Instructional design involves developing the teaching materials and approach in such a way that they enable the acquisition of a specific set of skills and knowledge.
Instructional designers use science, arts, and technology across the curriculum—from kindergarten to college—as well as in workplace training, continuing education, and community learning. We integrate technology into our work, but only when it is useful for educational purposes, and we always keep in mind the people who will use the technology.
Although some AI tools offer the possibility of developing entire courses, given the diversity of the student population, the complexity of the subjects to be mastered and the current state of development of AI, we do not fear that artificial intelligence will soon replace instructional designers.
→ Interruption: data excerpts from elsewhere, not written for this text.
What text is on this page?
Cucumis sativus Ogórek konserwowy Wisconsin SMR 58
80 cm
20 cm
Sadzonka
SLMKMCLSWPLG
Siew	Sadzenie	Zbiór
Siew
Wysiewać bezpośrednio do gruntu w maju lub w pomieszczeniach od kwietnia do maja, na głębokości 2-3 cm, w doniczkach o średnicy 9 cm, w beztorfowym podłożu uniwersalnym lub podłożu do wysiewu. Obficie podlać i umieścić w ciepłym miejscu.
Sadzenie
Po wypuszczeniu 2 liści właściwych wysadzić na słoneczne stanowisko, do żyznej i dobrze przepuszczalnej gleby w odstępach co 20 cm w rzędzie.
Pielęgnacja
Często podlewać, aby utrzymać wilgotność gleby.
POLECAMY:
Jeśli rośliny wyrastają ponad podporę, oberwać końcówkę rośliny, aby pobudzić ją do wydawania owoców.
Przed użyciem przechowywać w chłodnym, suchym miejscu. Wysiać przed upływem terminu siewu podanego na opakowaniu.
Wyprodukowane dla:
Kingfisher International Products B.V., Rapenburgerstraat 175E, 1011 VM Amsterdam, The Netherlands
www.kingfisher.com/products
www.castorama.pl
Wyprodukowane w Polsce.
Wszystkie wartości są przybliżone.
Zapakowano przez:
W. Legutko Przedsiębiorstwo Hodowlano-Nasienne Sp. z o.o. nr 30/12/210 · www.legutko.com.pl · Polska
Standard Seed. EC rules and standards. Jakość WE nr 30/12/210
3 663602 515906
However, we are discovering concrete ways to help develop even more effective teaching tools.
Specific applications
Although generative AI can be used to analyze, design, develop, implement, and evaluate instructional materials, we will focus on how it can be used to address problems specific to the analysis and design stages.
Overabundance of material. Instructional designers often have only complex and poorly written documents from which to draw curriculum material and teaching elements. Educational researchers have formulated queries (or prompt) that allow ChatGPT to be used to find, summarize and synthesize reference documentation and thus avoid the excess of information associated with preliminary research.
Learning context. It often happens that an instructional designer must deal with a subject that he or she knows little about or that seems reserved for insiders. By means of judiciously formulated queries, it is possible to learn about the subject and obtain a context that even specialists in the field would struggle to provide.
Access to learners. Instructional designers often have little direct interaction with the learners who benefit from the fruits of their labor. So researchers have formulated queries that can be used in ChatGPT to create personas, which designers use to understand their target learners.
Writing goals. One of the first tasks an instructional designer tackles is developing observable and measurable objectives that will serve as a framework for the program. Tools like Ontario-based Contact Nord’s AI Teaching Assistant and the University of Saskatchewan’s SMARTIE help designers write such objectives.
Writing assessment questions. Immediately after writing objectives, designers prepare assessments that measure how well learners have mastered those objectives. ExplainIT, developed by researchers at Indiana State University and North Carolina State University, helps teachers assess understanding of material by asking students open-ended questions and immediately responding to their responses in class. AI Teaching Assistant and SMARTIE can write exam questions and prepare rubrics to assess responses to open-ended questions. AI-powered tools perform similar tasks in the workplace.
Additionally, because AI can write assessment questions more easily than humans, teachers are more likely to design new exams each term, which can reduce the risk of cheating. (Many exams are sold online after they’ve been used. When teachers reuse exams, they increase the opportunity for cheating.)
Teaching strategies. Designers then create learning materials that meet the objectives and prepare learners to take the exam. Designers have begun to use AI to make important decisions about which strategies to use. They can now determine whether to deliver a course online or in a classroom, whether to give a presentation followed by exercises or whether to focus on “exploratory” learning, and even calculate how to break down content into lessons to make it easier to absorb the material.
All of these tasks take a lot of time, which prevents many designers from doing them fully efficiently. This was true until the advent of AI. Artificial intelligence does not reduce the work required to design instructional materials. It does, however, optimize the time spent on it.